Acting Gov. Sheila Oliver said she understood why former Vice President Biden and U.S. Senator Cory Booker were lobbing bombs at one another in their bids to secure the nomination to take on President Donald Trump next November.
“I think that we have 20 people trying to become the Democratic nominee. I think that it’s crunch time for all of those candidates, and unfortunately, in our country, you know how elections and campaigns work, and unfortunately, we live in a society where for you to get an up, you’ve got to hit low,” Oliver said. “So, I just interpret the back and forth between Senator Booker and Vice President Biden and Senator Kamala Harris — it’s just all part of the turf and the environment in which they operate.”
On Wednesday, Biden pushed back on an attack leveled by Booker over a 1994 crime bill that the former helped push through Congress.

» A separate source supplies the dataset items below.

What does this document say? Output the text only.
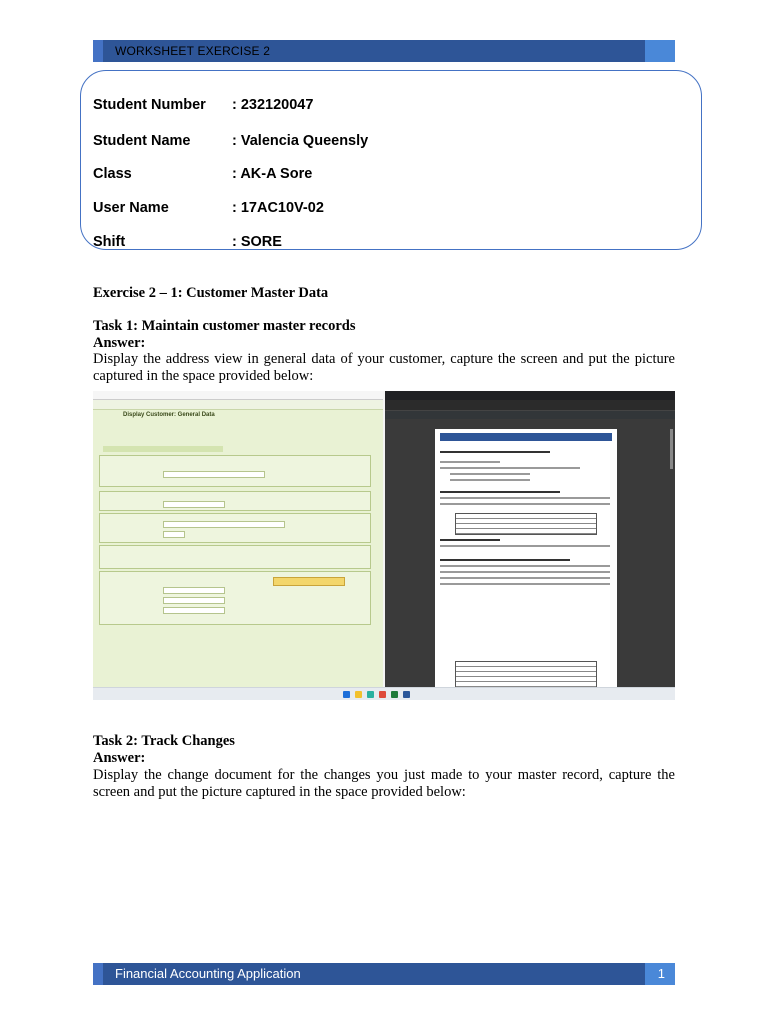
WORKSHEET EXERCISE 2
Student Number : 232120047
Student Name	: Valencia Queensly
Class	: AK-A Sore
User Name	: 17AC10V-02
Shift	: SORE
Exercise 2 – 1: Customer Master Data
Task 1: Maintain customer master records
Answer:
Display the address view in general data of your customer, capture the screen and put the picture captured in the space provided below:
Display Customer: General Data
Task 2: Track Changes
Answer:
Display the change document for the changes you just made to your master record, capture the screen and put the picture captured in the space provided below:
Financial Accounting Application	1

The vice president said that, during Booker’s tenure as mayor of Newark, the Justice Department had to step in to stop a racially-motivated stop and frisk policy that disproportionally targeted Black men.
“If you look at the mayor’s record in Newark … one of the provisions I wrote in the crime bill, patterns and practice of misbehavior, his police department was stopping and frisking people, mostly African American men,” Biden said Wednesday. “We took action against him – the Justice Department took action against him – held the police department accountable.”

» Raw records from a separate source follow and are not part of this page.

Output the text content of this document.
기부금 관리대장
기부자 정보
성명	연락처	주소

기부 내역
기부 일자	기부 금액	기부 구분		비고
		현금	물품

Increasingly, candidates like Booker who are stuck in the middle of the wide Democratic field have taken aim at Biden, the race’s current frontrunner, in an effort to raise their support among the country’s Democrats.

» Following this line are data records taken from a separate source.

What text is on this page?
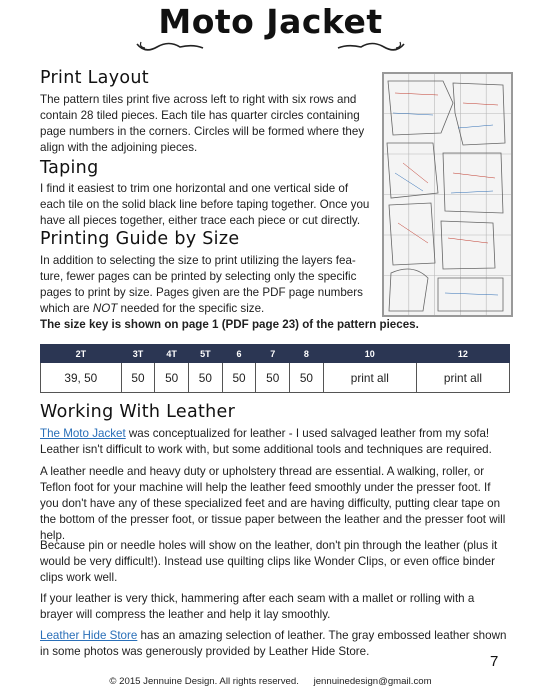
Moto Jacket
Print Layout

The pattern tiles print five across left to right with six rows and contain 28 tiled pieces. Each tile has quarter circles containing page numbers in the corners. Circles will be formed where they align with the adjoining pieces.

Taping

I find it easiest to trim one horizontal and one vertical side of each tile on the solid black line before taping together. Once you have all pieces together, either trace each piece or cut directly.

Printing Guide by Size

In addition to selecting the size to print utilizing the layers fea-ture, fewer pages can be printed by selecting only the specific pages to print by size. Pages given are the PDF page numbers which are NOT needed for the specific size.

The size key is shown on page 1 (PDF page 23) of the pattern pieces.

2T	3T	4T	5T	6	7	8	10	12
39, 50	50	50	50	50	50	50	print all	print all
Working With Leather

The Moto Jacket was conceptualized for leather - I used salvaged leather from my sofa! Leather isn't difficult to work with, but some additional tools and techniques are required.

A leather needle and heavy duty or upholstery thread are essential. A walking, roller, or Teflon foot for your machine will help the leather feed smoothly under the presser foot. If you don't have any of these specialized feet and are having difficulty, putting clear tape on the bottom of the presser foot, or tissue paper between the leather and the presser foot will help.

Because pin or needle holes will show on the leather, don't pin through the leather (plus it would be very difficult!). Instead use quilting clips like Wonder Clips, or even office binder clips work well.

If your leather is very thick, hammering after each seam with a mallet or rolling with a brayer will compress the leather and help it lay smoothly.

Leather Hide Store has an amazing selection of leather. The gray embossed leather shown in some photos was generously provided by Leather Hide Store.

7
© 2015 Jennuine Design. All rights reserved. jennuinedesign@gmail.com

But, while that may be a tried and true practice in politics, it’s not one that’s always followed.
The issue didn’t come up when Oliver, who represented Essex County in the legislature before joining Gov. Phil Murphy’s administration and served as an assistant Essex County administrator, ran against Booker in the 2013 special election for the Senate seat the latter now holds.
“Well, I have a different perspective,” Oliver said. “I don’t believe politics has to be done that way, but that’s the reality of how politics is.”